The Commission was satisfied that the senior manager’s conduct was sufficiently serious to justify immediate dismissal, with the Commission also noting that the dismissal would not be found to be unfair because:

  • the senior manager was on notice about the consequences of refusing to cooperate with the company about its request and his contractual obligations; 
  • the senior manager was given further opportunity to respond to the request for the medical examination, which he did not engage with; and  
  • the company was attempting to discharge its duty of care and workplace health and safety obligations.  

Implications for employers 

Employers have considerable health and safety obligations. Under current legislation, employers are expected to ensure the physical and psychosocial safety of their employees and other workers, so far as reasonably practicable.

An employer is not always able to terminate the employment relationship because an employee refuses to follow a direction. The direction needs to be lawful and reasonable.  Such a basis may include where an employer is discharging its workplace health and safety duties. The failure to follow the direction may also constitute serious misconduct.

Interestingly, according to this decision, a direction to provide medical information and undertake a medical examination that verifies an employee’s fitness for work may not automatically be considered a lawful and reasonable direction. Accordingly, employers should update their employment contracts and policies to ensure that they have the power to request medical information from an employee. If employees agree to this term in the contract, then such a direction will likely be easier to enforce as lawful and reasonable.

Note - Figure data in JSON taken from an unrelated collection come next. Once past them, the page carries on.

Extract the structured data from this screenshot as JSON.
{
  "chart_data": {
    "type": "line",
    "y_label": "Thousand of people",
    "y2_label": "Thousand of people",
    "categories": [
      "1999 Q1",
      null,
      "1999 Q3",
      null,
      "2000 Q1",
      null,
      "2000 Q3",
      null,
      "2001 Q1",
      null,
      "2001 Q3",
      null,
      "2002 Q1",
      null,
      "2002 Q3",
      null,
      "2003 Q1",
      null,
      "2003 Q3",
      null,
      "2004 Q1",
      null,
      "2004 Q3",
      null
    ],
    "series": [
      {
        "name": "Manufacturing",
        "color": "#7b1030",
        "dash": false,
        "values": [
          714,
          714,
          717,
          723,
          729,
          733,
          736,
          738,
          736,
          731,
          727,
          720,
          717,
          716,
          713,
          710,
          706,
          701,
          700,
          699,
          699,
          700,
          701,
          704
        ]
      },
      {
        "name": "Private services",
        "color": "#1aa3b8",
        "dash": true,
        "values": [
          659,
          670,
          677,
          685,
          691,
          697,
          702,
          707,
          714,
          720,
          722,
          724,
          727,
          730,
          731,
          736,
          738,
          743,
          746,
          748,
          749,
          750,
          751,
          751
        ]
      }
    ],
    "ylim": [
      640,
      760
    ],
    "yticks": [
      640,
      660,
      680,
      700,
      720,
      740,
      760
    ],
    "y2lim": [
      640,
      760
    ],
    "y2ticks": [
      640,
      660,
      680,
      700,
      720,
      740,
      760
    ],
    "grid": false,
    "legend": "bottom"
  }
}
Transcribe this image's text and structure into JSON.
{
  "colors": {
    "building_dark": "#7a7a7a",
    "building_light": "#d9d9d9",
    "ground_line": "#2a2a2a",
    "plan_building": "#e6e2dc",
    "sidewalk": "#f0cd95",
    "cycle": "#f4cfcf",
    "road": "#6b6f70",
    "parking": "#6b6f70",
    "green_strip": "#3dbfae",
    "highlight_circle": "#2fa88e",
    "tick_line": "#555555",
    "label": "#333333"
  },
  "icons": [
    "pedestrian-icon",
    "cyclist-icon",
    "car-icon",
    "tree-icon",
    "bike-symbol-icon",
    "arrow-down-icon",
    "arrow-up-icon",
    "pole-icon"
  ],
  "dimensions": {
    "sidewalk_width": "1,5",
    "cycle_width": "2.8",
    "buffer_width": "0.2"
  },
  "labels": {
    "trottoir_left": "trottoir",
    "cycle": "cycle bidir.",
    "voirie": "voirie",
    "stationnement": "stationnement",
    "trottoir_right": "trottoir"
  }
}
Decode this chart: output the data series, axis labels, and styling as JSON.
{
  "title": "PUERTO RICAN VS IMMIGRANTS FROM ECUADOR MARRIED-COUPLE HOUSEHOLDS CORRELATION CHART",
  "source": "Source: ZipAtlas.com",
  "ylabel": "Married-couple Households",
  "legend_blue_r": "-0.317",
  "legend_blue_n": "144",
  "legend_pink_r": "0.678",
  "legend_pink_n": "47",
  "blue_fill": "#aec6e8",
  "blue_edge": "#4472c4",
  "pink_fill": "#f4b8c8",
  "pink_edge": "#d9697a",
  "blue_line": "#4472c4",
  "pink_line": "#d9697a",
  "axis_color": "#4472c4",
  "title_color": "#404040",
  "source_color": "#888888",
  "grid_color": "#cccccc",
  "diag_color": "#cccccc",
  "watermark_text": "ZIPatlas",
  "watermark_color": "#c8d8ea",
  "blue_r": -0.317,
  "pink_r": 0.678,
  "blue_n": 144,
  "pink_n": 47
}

Even when this term is included in the employment contract, employers should use it with caution and only require the employee to disclose information relevant to their role rather than their entire medical history. Additionally, a direction to provide medical information should only be issued when necessary, such as when an employee is returning after a long absence.

Finally, if employers plan to dismiss a worker for failure to follow a reasonable and lawful direction, they should be mindful of the reasons justifying dismissal.

Factors such as whether the employee was dismissed because of an illness, disability or injury, and whether the dismissal was a form of retaliation will be considered by the tribunals and courts.

The burden is on the employer to demonstrate sound reasons for summary dismissal, such as a failure to follow the terms of an employment contract.